Pour mettre en place tout cela, Marc Boucher devra régler un « petit » problème. Classica sera « apatride » à partir de juin, puisque Saint-Lambert, sur la Rive-Sud de Montréal, n’a pas renouvelé son association avec le festival après les récentes élections municipales. « Il y a diverses options sur la table. C’est notre quatrième administration. Les administrations passent, le festival ne passera pas, car il reste en très bonne santé financière. À Longueuil, par exemple, il y a d’immenses besoins auxquels le festival Classica peut répondre. »
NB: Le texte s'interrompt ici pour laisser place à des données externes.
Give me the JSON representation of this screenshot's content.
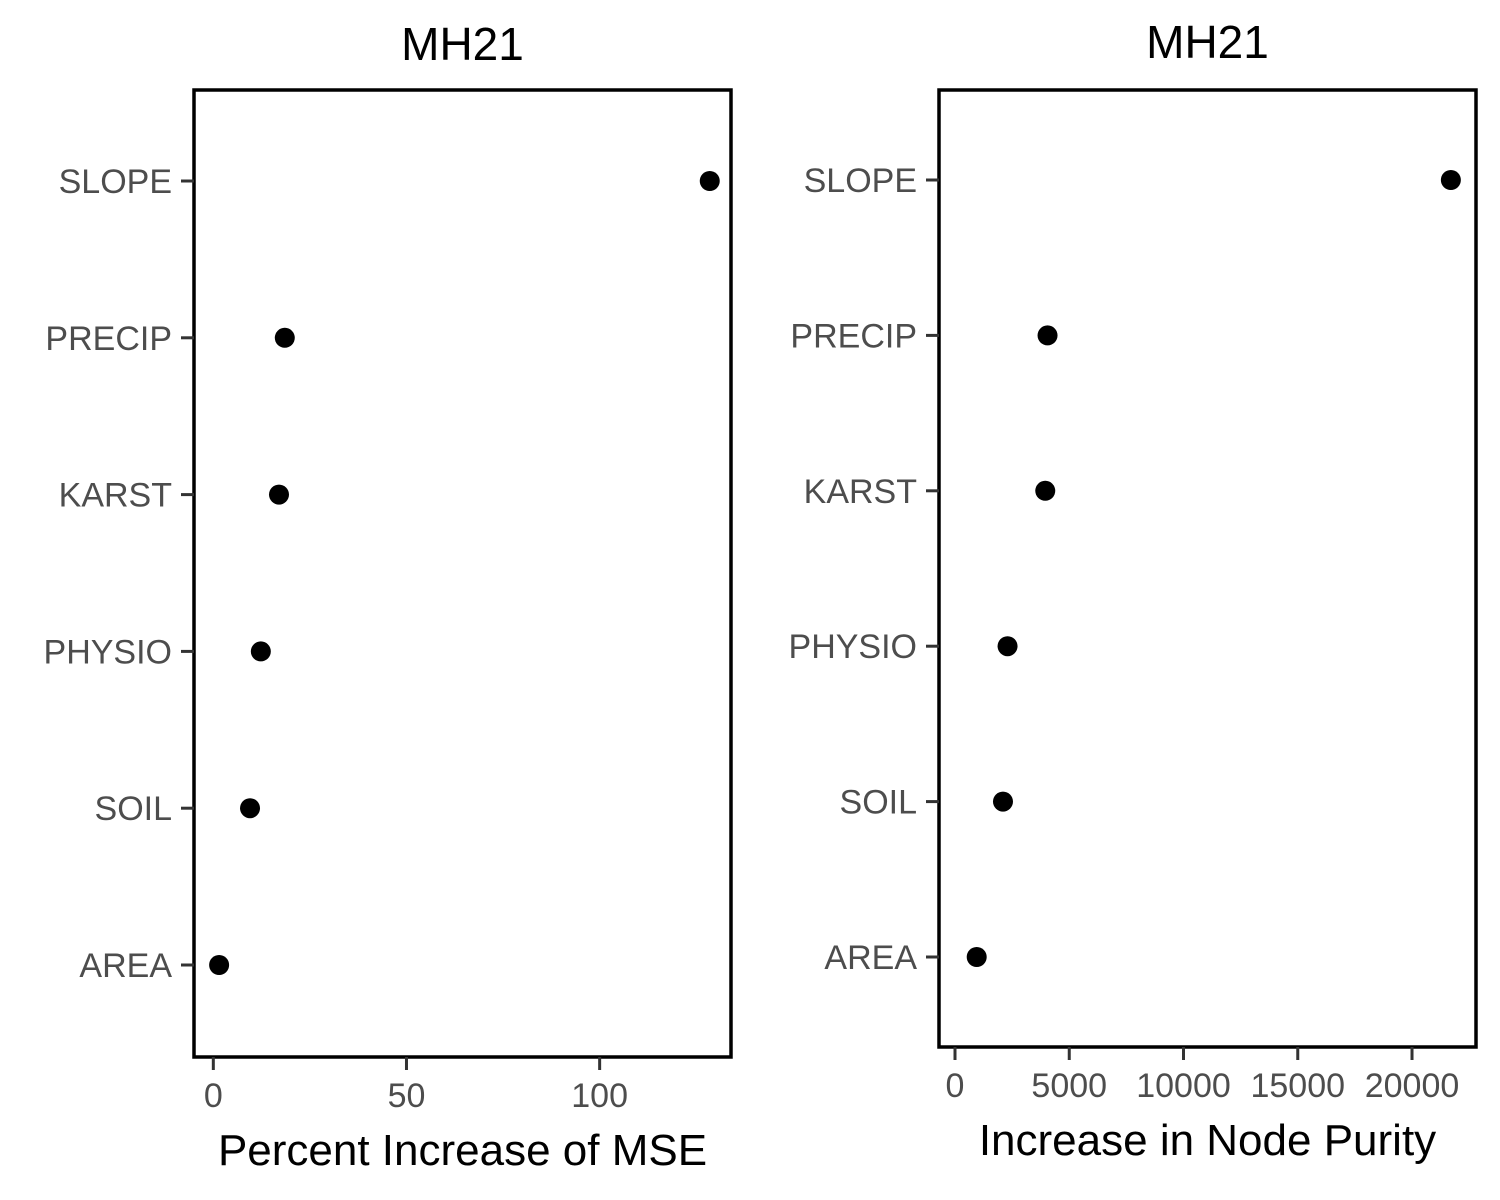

Une rencontre est prévue avec Catherine Fournier, mairesse de Longueuil, dans la semaine du 22 mai. Saint-Lambert fait partie de l’agglomération de Longueuil, une information d’importance quand on sait qu’un projet de nouvelle salle de 870 places permettant la présentation d’opéras mis en scène (donc avec fosse d’orchestre) est dans la ligne de mire à Saint-Lambert pour 2025. L’emplacement serait donc « cohérent avec un contrat qui viendrait de Longueuil ou de l’agglomération de Longueuil » pour Marc Boucher et le festival.
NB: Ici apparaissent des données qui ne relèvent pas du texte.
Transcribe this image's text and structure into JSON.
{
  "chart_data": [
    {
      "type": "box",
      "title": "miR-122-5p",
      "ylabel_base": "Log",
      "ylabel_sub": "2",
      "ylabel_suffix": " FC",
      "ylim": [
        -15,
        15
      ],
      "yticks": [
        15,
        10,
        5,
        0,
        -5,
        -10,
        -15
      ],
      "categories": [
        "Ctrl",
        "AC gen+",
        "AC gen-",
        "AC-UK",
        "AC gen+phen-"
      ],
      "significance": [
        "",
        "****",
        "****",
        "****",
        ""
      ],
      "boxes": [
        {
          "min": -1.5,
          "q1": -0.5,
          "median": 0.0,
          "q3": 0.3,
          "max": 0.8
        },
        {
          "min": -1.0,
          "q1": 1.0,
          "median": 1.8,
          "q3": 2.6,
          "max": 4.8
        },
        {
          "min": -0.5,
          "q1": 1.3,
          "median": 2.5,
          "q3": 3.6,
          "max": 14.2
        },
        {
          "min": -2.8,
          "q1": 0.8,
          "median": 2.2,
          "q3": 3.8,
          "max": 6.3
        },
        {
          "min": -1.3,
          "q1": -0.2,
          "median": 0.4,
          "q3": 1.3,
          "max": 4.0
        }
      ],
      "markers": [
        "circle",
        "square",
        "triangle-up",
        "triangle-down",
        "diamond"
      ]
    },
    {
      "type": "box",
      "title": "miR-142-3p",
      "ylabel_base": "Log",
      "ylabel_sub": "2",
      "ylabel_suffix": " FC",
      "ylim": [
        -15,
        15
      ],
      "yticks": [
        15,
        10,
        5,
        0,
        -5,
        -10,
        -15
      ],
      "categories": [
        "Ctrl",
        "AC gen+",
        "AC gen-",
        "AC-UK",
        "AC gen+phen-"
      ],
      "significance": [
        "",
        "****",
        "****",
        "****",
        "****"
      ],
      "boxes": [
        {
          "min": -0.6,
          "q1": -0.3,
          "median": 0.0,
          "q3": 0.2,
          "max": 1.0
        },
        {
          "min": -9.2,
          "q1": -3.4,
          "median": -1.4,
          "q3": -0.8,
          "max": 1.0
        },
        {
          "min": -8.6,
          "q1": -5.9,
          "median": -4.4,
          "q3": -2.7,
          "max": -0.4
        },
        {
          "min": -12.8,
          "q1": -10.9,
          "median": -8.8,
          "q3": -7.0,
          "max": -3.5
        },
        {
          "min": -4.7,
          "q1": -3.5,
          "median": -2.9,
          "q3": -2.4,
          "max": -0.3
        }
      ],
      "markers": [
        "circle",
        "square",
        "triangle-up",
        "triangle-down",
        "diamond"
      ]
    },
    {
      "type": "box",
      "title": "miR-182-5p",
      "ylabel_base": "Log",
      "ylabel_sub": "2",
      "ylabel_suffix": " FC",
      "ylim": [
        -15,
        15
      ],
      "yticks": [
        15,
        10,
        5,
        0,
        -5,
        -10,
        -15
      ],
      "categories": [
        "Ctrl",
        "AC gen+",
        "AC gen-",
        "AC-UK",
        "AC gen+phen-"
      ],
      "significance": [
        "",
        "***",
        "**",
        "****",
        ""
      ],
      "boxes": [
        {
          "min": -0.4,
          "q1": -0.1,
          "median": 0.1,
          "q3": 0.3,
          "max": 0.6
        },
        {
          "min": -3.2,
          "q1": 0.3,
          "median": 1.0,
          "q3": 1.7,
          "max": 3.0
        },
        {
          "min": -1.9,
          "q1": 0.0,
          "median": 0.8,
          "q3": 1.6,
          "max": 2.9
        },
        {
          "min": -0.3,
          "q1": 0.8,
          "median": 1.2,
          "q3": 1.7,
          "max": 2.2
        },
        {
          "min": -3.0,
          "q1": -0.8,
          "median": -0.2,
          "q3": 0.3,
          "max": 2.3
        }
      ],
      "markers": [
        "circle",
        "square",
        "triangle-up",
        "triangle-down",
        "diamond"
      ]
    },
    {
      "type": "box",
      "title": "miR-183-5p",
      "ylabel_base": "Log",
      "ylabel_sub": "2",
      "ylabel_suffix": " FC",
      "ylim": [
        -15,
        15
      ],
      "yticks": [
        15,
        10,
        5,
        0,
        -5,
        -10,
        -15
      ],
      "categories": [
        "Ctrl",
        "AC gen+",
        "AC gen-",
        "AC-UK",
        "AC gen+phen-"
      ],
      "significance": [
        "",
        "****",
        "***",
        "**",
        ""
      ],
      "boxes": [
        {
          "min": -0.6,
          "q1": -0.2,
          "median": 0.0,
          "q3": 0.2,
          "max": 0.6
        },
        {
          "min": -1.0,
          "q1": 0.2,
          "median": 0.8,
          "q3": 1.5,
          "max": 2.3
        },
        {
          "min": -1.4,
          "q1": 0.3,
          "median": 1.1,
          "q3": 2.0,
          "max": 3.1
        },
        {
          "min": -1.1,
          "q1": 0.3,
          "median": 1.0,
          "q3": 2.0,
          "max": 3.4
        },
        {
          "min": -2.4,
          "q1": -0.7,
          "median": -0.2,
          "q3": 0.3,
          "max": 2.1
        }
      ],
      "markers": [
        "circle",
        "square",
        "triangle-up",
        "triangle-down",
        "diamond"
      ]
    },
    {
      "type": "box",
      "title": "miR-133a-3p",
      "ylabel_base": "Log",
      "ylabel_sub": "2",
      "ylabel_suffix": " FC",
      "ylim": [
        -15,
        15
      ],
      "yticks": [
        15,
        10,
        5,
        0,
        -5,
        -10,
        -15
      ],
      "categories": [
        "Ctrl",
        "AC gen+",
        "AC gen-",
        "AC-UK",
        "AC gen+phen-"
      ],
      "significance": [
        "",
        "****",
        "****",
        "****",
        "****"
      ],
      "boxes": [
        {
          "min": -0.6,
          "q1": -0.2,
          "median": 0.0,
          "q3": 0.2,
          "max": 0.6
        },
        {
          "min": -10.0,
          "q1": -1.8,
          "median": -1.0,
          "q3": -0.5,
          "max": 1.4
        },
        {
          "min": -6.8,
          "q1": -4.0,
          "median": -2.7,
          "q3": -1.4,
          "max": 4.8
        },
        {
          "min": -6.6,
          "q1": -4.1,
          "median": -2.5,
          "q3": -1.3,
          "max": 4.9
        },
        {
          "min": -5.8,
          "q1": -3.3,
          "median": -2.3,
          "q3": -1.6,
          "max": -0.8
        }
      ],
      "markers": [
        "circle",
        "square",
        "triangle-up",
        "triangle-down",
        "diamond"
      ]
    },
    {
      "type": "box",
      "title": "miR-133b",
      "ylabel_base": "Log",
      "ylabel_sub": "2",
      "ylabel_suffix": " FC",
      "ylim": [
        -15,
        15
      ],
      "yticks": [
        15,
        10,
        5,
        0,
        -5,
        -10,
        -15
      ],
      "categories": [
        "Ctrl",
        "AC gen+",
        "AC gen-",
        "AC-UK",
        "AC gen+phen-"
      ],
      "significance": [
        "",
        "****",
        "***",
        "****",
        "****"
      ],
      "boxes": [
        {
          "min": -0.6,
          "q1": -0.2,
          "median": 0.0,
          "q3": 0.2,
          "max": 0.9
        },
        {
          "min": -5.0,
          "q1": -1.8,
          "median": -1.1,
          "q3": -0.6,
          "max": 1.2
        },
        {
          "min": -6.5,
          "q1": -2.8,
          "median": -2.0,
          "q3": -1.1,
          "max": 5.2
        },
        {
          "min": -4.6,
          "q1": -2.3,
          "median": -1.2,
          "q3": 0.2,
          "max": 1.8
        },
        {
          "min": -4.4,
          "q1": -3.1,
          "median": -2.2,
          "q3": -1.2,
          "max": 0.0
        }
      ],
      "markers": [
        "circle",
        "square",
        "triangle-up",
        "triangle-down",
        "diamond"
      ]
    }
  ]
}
Une création pour Marie-Nicole Lemieux

 

Le directeur de Classica et du Nouvel Opéra métropolitain a des plans à long terme. Le nombre de productions avec mises en scène ainsi que le nombre de représentations, qui privilégieront l’embauche d’artistes, de créateurs et de musiciens québécois, « iront croissant au fil des saisons », notamment à travers le développement de partenariats ici et à l’international.

Par exemple, à l’horizon 2024 on trouve, en collaboration avec Sylvie Bouissou, directrice des Éditions Rameau, un projet de musiques inédites de Jean-Philippe Rameau en version de concert avec ballets. Ce programme a vocation d’être ensuite exporté en France.

Cette même édition juxtaposera une création de Jaap Nico Hamburger sur la vie de Sarah Bernhardt écrite pour Marie-Nicole Lemieux et Der Kaiser von Atlantis, le magistral opéra composé par Viktor Ullmann en 1943 dans le camp de concentration de Theresienstadt.

 

« En filigrane seront abordées la montée des régimes totalitaires, les guerres, les restrictions des libertés, l’égalité homme-femme, la parole, la déclamation comme force politique et la fragilité de l’espèce humaine. […] La matière est vaste et les parallèles, nombreux », résume Marc Boucher.

En concert cette semaine

Le pianiste gallois Llyr Williams joue la Sonate D. 959 de Schubert à la salle Bourgie, le mardi 26 à 19 h 30.

Mathieu Lussier dirige un programme « Soupers du Roy » avec Arion, du vendredi 29 avril au dimanche 1er mai à la salle Bourgie.

Jane Glover et Paul Lewis jouent L’empereur de Beethoven avec l’OM à la Maison symphonique, vendredi 29 avril à 19 h 30.